Nationwide, elevated mortgage rates have hurt home sales. The number of sales of existing homes, which excludes new construction, fell 3.3% in June to an adjusted annual rate of 4.16 million, which is the slowest pace since January, the National Association of Realtors said Thursday. Sales were down 18.9% last month from a year ago.
Meanwhile on Long Island, sales have picked up recently but are similarly lower than last year's level. There were 2,235 closed sales last month, which was up 14.6% from May. But the number of deals was 23.7% fewer in June 2022.
The Federal Reserve will announce its monetary policy plans next week at a meeting of the Federal Open Market Committee.

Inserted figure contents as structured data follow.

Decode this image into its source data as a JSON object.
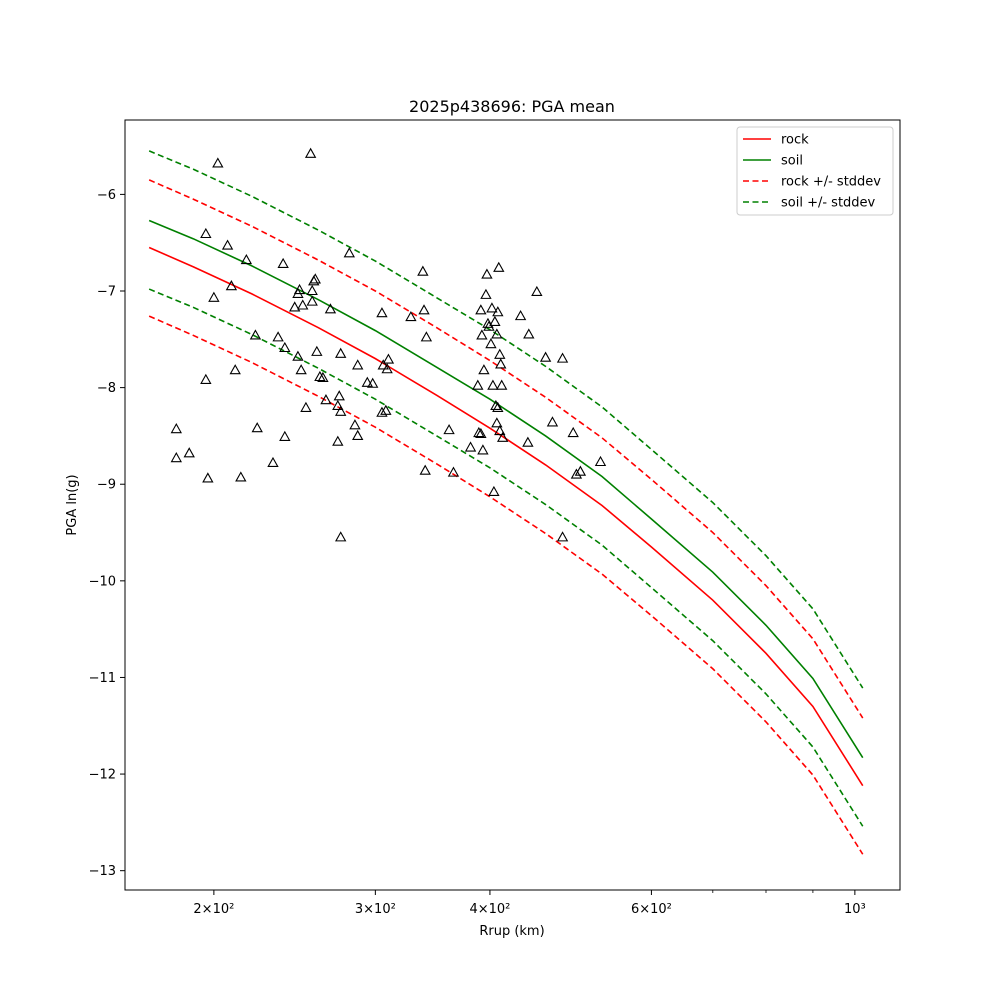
{
  "chart_data": {
    "type": "scatter",
    "title": "2025p438696: PGA mean",
    "xlabel": "Rrup (km)",
    "ylabel": "PGA ln(g)",
    "xscale": "log",
    "xlim": [
      160,
      1120
    ],
    "ylim": [
      -13.2,
      -5.23
    ],
    "xticks": [
      {
        "value": 200,
        "label": "2×10²"
      },
      {
        "value": 300,
        "label": "3×10²"
      },
      {
        "value": 400,
        "label": "4×10²"
      },
      {
        "value": 600,
        "label": "6×10²"
      },
      {
        "value": 1000,
        "label": "10³"
      }
    ],
    "xminor_ticks": [
      700,
      800,
      900
    ],
    "yticks": [
      -6,
      -7,
      -8,
      -9,
      -10,
      -11,
      -12,
      -13
    ],
    "ytick_labels": [
      "−6",
      "−7",
      "−8",
      "−9",
      "−10",
      "−11",
      "−12",
      "−13"
    ],
    "grid": false,
    "legend_position": "top-right",
    "legend": [
      {
        "label": "rock",
        "color": "#ff0000",
        "style": "solid"
      },
      {
        "label": "soil",
        "color": "#008000",
        "style": "solid"
      },
      {
        "label": "rock +/- stddev",
        "color": "#ff0000",
        "style": "dashed"
      },
      {
        "label": "soil +/- stddev",
        "color": "#008000",
        "style": "dashed"
      }
    ],
    "series": [
      {
        "name": "rock",
        "color": "#ff0000",
        "dash": "solid",
        "points": [
          [
            170,
            -6.55
          ],
          [
            190,
            -6.75
          ],
          [
            220,
            -7.03
          ],
          [
            260,
            -7.38
          ],
          [
            300,
            -7.7
          ],
          [
            350,
            -8.08
          ],
          [
            400,
            -8.42
          ],
          [
            460,
            -8.8
          ],
          [
            530,
            -9.22
          ],
          [
            600,
            -9.65
          ],
          [
            700,
            -10.2
          ],
          [
            800,
            -10.75
          ],
          [
            900,
            -11.3
          ],
          [
            1020,
            -12.12
          ]
        ]
      },
      {
        "name": "soil",
        "color": "#008000",
        "dash": "solid",
        "points": [
          [
            170,
            -6.27
          ],
          [
            190,
            -6.46
          ],
          [
            220,
            -6.74
          ],
          [
            260,
            -7.09
          ],
          [
            300,
            -7.41
          ],
          [
            350,
            -7.79
          ],
          [
            400,
            -8.12
          ],
          [
            460,
            -8.5
          ],
          [
            530,
            -8.92
          ],
          [
            600,
            -9.36
          ],
          [
            700,
            -9.91
          ],
          [
            800,
            -10.46
          ],
          [
            900,
            -11.01
          ],
          [
            1020,
            -11.83
          ]
        ]
      },
      {
        "name": "rock +/- stddev",
        "color": "#ff0000",
        "dash": "dashed",
        "points": [
          [
            170,
            -5.85
          ],
          [
            190,
            -6.05
          ],
          [
            220,
            -6.33
          ],
          [
            260,
            -6.68
          ],
          [
            300,
            -7.0
          ],
          [
            350,
            -7.38
          ],
          [
            400,
            -7.72
          ],
          [
            460,
            -8.1
          ],
          [
            530,
            -8.52
          ],
          [
            600,
            -8.95
          ],
          [
            700,
            -9.5
          ],
          [
            800,
            -10.05
          ],
          [
            900,
            -10.6
          ],
          [
            1020,
            -11.42
          ]
        ]
      },
      {
        "name": "rock +/- stddev",
        "color": "#ff0000",
        "dash": "dashed",
        "points": [
          [
            170,
            -7.26
          ],
          [
            190,
            -7.46
          ],
          [
            220,
            -7.74
          ],
          [
            260,
            -8.09
          ],
          [
            300,
            -8.41
          ],
          [
            350,
            -8.79
          ],
          [
            400,
            -9.13
          ],
          [
            460,
            -9.51
          ],
          [
            530,
            -9.93
          ],
          [
            600,
            -10.36
          ],
          [
            700,
            -10.91
          ],
          [
            800,
            -11.46
          ],
          [
            900,
            -12.01
          ],
          [
            1020,
            -12.83
          ]
        ]
      },
      {
        "name": "soil +/- stddev",
        "color": "#008000",
        "dash": "dashed",
        "points": [
          [
            170,
            -5.55
          ],
          [
            190,
            -5.74
          ],
          [
            220,
            -6.02
          ],
          [
            260,
            -6.37
          ],
          [
            300,
            -6.69
          ],
          [
            350,
            -7.07
          ],
          [
            400,
            -7.4
          ],
          [
            460,
            -7.78
          ],
          [
            530,
            -8.2
          ],
          [
            600,
            -8.64
          ],
          [
            700,
            -9.19
          ],
          [
            800,
            -9.74
          ],
          [
            900,
            -10.29
          ],
          [
            1020,
            -11.11
          ]
        ]
      },
      {
        "name": "soil +/- stddev",
        "color": "#008000",
        "dash": "dashed",
        "points": [
          [
            170,
            -6.98
          ],
          [
            190,
            -7.17
          ],
          [
            220,
            -7.45
          ],
          [
            260,
            -7.8
          ],
          [
            300,
            -8.12
          ],
          [
            350,
            -8.5
          ],
          [
            400,
            -8.83
          ],
          [
            460,
            -9.21
          ],
          [
            530,
            -9.63
          ],
          [
            600,
            -10.07
          ],
          [
            700,
            -10.62
          ],
          [
            800,
            -11.17
          ],
          [
            900,
            -11.72
          ],
          [
            1020,
            -12.54
          ]
        ]
      }
    ],
    "observations": [
      [
        182,
        -8.43
      ],
      [
        182,
        -8.73
      ],
      [
        188,
        -8.68
      ],
      [
        196,
        -6.41
      ],
      [
        196,
        -7.92
      ],
      [
        197,
        -8.94
      ],
      [
        200,
        -7.07
      ],
      [
        202,
        -5.68
      ],
      [
        207,
        -6.53
      ],
      [
        209,
        -6.95
      ],
      [
        211,
        -7.82
      ],
      [
        214,
        -8.93
      ],
      [
        217,
        -6.68
      ],
      [
        222,
        -7.46
      ],
      [
        223,
        -8.42
      ],
      [
        232,
        -8.78
      ],
      [
        235,
        -7.48
      ],
      [
        238,
        -6.72
      ],
      [
        239,
        -7.59
      ],
      [
        239,
        -8.51
      ],
      [
        245,
        -7.17
      ],
      [
        247,
        -7.68
      ],
      [
        247,
        -7.03
      ],
      [
        248,
        -6.99
      ],
      [
        249,
        -7.82
      ],
      [
        250,
        -7.15
      ],
      [
        252,
        -8.21
      ],
      [
        255,
        -5.58
      ],
      [
        256,
        -7.11
      ],
      [
        256,
        -7.0
      ],
      [
        257,
        -6.9
      ],
      [
        258,
        -6.88
      ],
      [
        259,
        -7.63
      ],
      [
        261,
        -7.89
      ],
      [
        263,
        -7.9
      ],
      [
        265,
        -8.13
      ],
      [
        268,
        -7.19
      ],
      [
        273,
        -8.19
      ],
      [
        273,
        -8.56
      ],
      [
        274,
        -8.09
      ],
      [
        275,
        -8.25
      ],
      [
        275,
        -7.65
      ],
      [
        275,
        -9.55
      ],
      [
        281,
        -6.61
      ],
      [
        285,
        -8.39
      ],
      [
        287,
        -7.77
      ],
      [
        287,
        -8.5
      ],
      [
        294,
        -7.95
      ],
      [
        298,
        -7.96
      ],
      [
        305,
        -7.23
      ],
      [
        305,
        -8.26
      ],
      [
        306,
        -7.77
      ],
      [
        308,
        -8.24
      ],
      [
        309,
        -7.81
      ],
      [
        310,
        -7.71
      ],
      [
        328,
        -7.27
      ],
      [
        338,
        -6.8
      ],
      [
        339,
        -7.2
      ],
      [
        340,
        -8.86
      ],
      [
        341,
        -7.48
      ],
      [
        361,
        -8.44
      ],
      [
        365,
        -8.88
      ],
      [
        381,
        -8.62
      ],
      [
        388,
        -7.98
      ],
      [
        389,
        -8.47
      ],
      [
        391,
        -7.2
      ],
      [
        391,
        -8.48
      ],
      [
        392,
        -7.46
      ],
      [
        393,
        -8.65
      ],
      [
        394,
        -7.82
      ],
      [
        396,
        -7.04
      ],
      [
        397,
        -6.83
      ],
      [
        398,
        -7.34
      ],
      [
        399,
        -7.37
      ],
      [
        401,
        -7.55
      ],
      [
        402,
        -7.18
      ],
      [
        403,
        -7.98
      ],
      [
        404,
        -9.08
      ],
      [
        405,
        -7.32
      ],
      [
        406,
        -8.19
      ],
      [
        407,
        -7.45
      ],
      [
        407,
        -8.37
      ],
      [
        408,
        -8.21
      ],
      [
        408,
        -7.22
      ],
      [
        409,
        -6.76
      ],
      [
        410,
        -8.45
      ],
      [
        410,
        -7.66
      ],
      [
        411,
        -7.76
      ],
      [
        412,
        -7.98
      ],
      [
        413,
        -8.52
      ],
      [
        432,
        -7.26
      ],
      [
        440,
        -8.57
      ],
      [
        441,
        -7.45
      ],
      [
        450,
        -7.01
      ],
      [
        460,
        -7.69
      ],
      [
        468,
        -8.36
      ],
      [
        480,
        -7.7
      ],
      [
        480,
        -9.55
      ],
      [
        493,
        -8.47
      ],
      [
        497,
        -8.9
      ],
      [
        502,
        -8.87
      ],
      [
        528,
        -8.77
      ]
    ]
  }
}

Economists expect the Fed to raise its benchmark interest rate once more on July 26, according to a Reuters poll.
The Fed’s actions influence the yield on 10-year U.S. Treasurys, which typically move in the same direction as mortgage rates.
Potential homebuyers watching mortgage rates should pay particular attention to future inflation reports, said Odeta Kushi, deputy chief economist at First American Financial Corp., a provider of title insurance and settlement services.
"Inflation is really guiding the Fed's monetary policy decisions and will be the key determinant for where mortgage rates head," she said. " … Higher recession risk tends to put downward pressure on mortgage rates and higher inflation expectations put upward pressure on mortgage rates."